Note: this letter to the editor was published in the September 25, 2022 edition of the Toledo Blade.
A kerfuffle between ProMedica Health System and University of Toledo College of Medicine and Life Sciences, the former Medical College of Ohio Hospital, involving their 2015 clinical affiliation agreement and money?
Who could have possibly seen this coming?
With apologies to Claude Rains’ Capt. Louis Renault in Casablanca, I could pretend to be shocked — shocked — that these two institutions aren’t getting along.
But guess what?
We’ve seen this movie many, many, many times before — the old tempestuous, mercurial MCO-ProMedica relationship that now has been inherited by University of Toledo and with new actors and new plots.
Who can forget, for example, that classic film noir, World-Class Medical Center, a story about the messy, doomed three-year merger discussions starting in 1993 with MCO selling its teaching hospital to ProMedica as part of an effort to create what the MCO president at the time called “a world-class medical center?”
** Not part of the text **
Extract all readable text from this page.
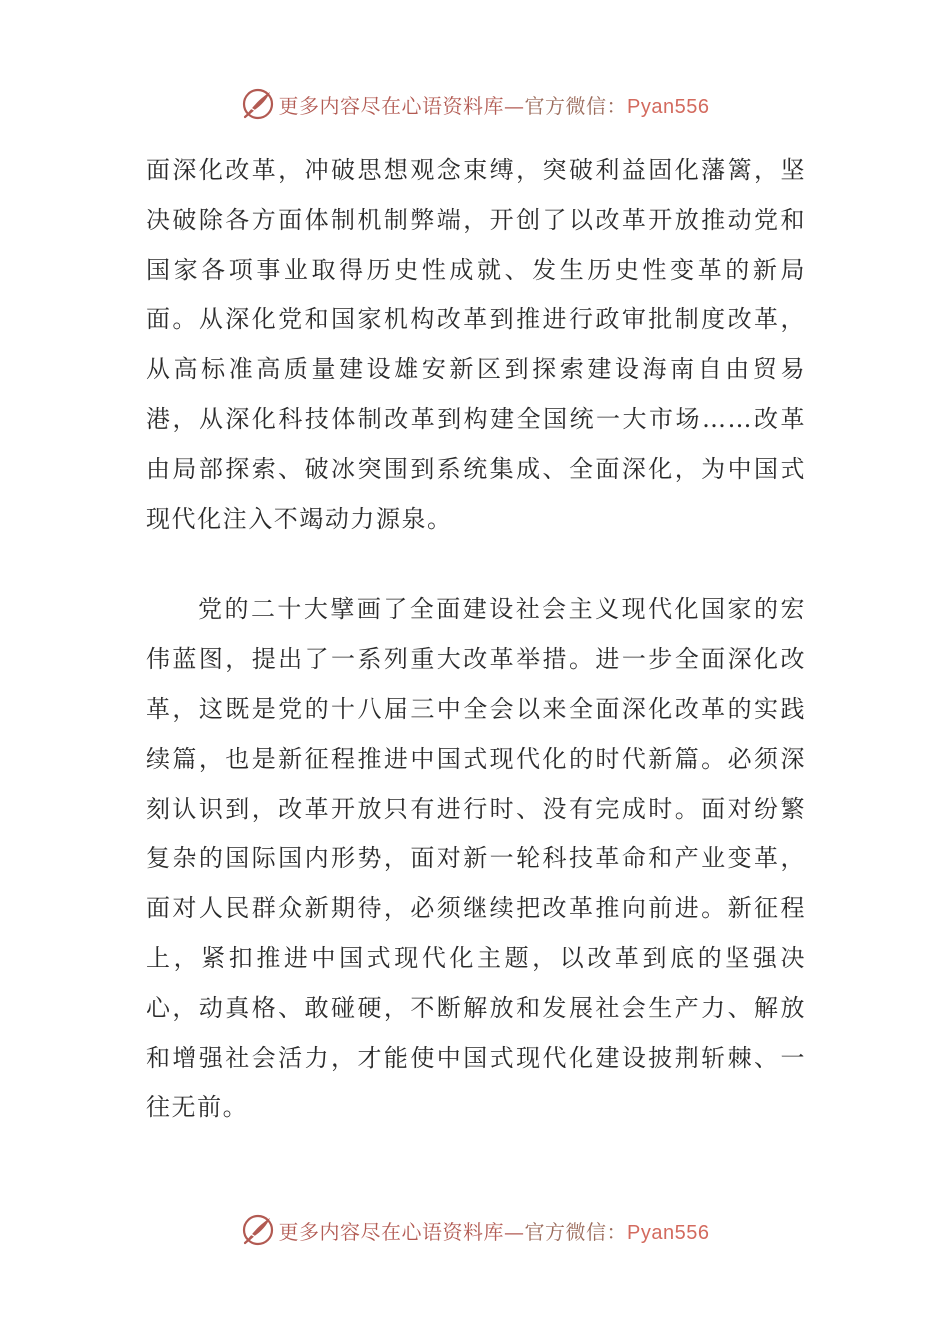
更多内容尽在心语资料库—官方微信：Pyan556

面深化改革，冲破思想观念束缚，突破利益固化藩篱，坚决破除各方面体制机制弊端，开创了以改革开放推动党和国家各项事业取得历史性成就、发生历史性变革的新局面。从深化党和国家机构改革到推进行政审批制度改革，从高标准高质量建设雄安新区到探索建设海南自由贸易港，从深化科技体制改革到构建全国统一大市场……改革由局部探索、破冰突围到系统集成、全面深化，为中国式现代化注入不竭动力源泉。

党的二十大擘画了全面建设社会主义现代化国家的宏伟蓝图，提出了一系列重大改革举措。进一步全面深化改革，这既是党的十八届三中全会以来全面深化改革的实践续篇，也是新征程推进中国式现代化的时代新篇。必须深刻认识到，改革开放只有进行时、没有完成时。面对纷繁复杂的国际国内形势，面对新一轮科技革命和产业变革，面对人民群众新期待，必须继续把改革推向前进。新征程上，紧扣推进中国式现代化主题，以改革到底的坚强决心，动真格、敢碰硬，不断解放和发展社会生产力、解放和增强社会活力，才能使中国式现代化建设披荆斩棘、一往无前。

更多内容尽在心语资料库—官方微信：Pyan556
Who remembers that 1999 gem, Fighting’ Hospitals, a tale of ProMedica unilaterally severing its academic affiliation with MCO in retaliation after MCO Hospital closed its inpatient pediatric unit to join then St. Vincent Medical Center to create a children’s hospital?
Toledo Hospital already had a children’s facility in its building.
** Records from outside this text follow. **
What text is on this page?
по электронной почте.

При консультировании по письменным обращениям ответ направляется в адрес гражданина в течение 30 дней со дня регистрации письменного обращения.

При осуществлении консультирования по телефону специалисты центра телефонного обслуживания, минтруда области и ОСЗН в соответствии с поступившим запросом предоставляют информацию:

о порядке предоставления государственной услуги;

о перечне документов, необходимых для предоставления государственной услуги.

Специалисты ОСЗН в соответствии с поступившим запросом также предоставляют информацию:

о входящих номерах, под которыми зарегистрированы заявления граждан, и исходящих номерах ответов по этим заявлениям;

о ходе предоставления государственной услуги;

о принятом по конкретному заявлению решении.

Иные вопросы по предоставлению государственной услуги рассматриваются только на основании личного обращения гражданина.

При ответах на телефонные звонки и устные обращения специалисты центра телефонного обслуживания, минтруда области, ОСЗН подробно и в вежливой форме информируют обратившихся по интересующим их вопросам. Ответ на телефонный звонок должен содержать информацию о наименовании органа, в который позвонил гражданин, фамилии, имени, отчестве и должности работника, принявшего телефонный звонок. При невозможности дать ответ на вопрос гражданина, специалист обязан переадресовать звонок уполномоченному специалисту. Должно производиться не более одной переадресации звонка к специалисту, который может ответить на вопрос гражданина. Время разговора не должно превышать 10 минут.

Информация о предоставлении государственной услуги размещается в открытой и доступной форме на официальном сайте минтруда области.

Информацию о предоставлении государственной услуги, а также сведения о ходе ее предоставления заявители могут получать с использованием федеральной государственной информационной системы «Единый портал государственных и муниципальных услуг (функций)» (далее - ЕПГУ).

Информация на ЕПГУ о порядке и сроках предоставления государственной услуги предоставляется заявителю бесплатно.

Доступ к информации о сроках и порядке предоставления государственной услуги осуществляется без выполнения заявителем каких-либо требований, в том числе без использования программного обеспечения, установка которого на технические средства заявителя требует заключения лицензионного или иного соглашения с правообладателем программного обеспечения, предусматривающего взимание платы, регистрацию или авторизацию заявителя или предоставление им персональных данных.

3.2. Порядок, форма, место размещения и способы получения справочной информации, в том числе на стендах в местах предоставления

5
Sure, it’s all ancient history, but provides some meaningful context for the latest imbroglio.
For the sake of medical education in northwest Ohio, let’s hope the parties can work things out.
But it is probably too much to ask for “the start of a beautiful friendship” like that of Humphrey Bogart’s Rick Blaine and Claude Rains’ Captain Renault.
Toledo is not Hollywood.
JIM WINKLER
Gainesville, Fla.
Editors note: The writer worked in several communication positions at MCO and UT for more than 30 years and is one of four editors of the book, A Community of Scholars: Recollections of the Early Years of the Medical College of Ohio.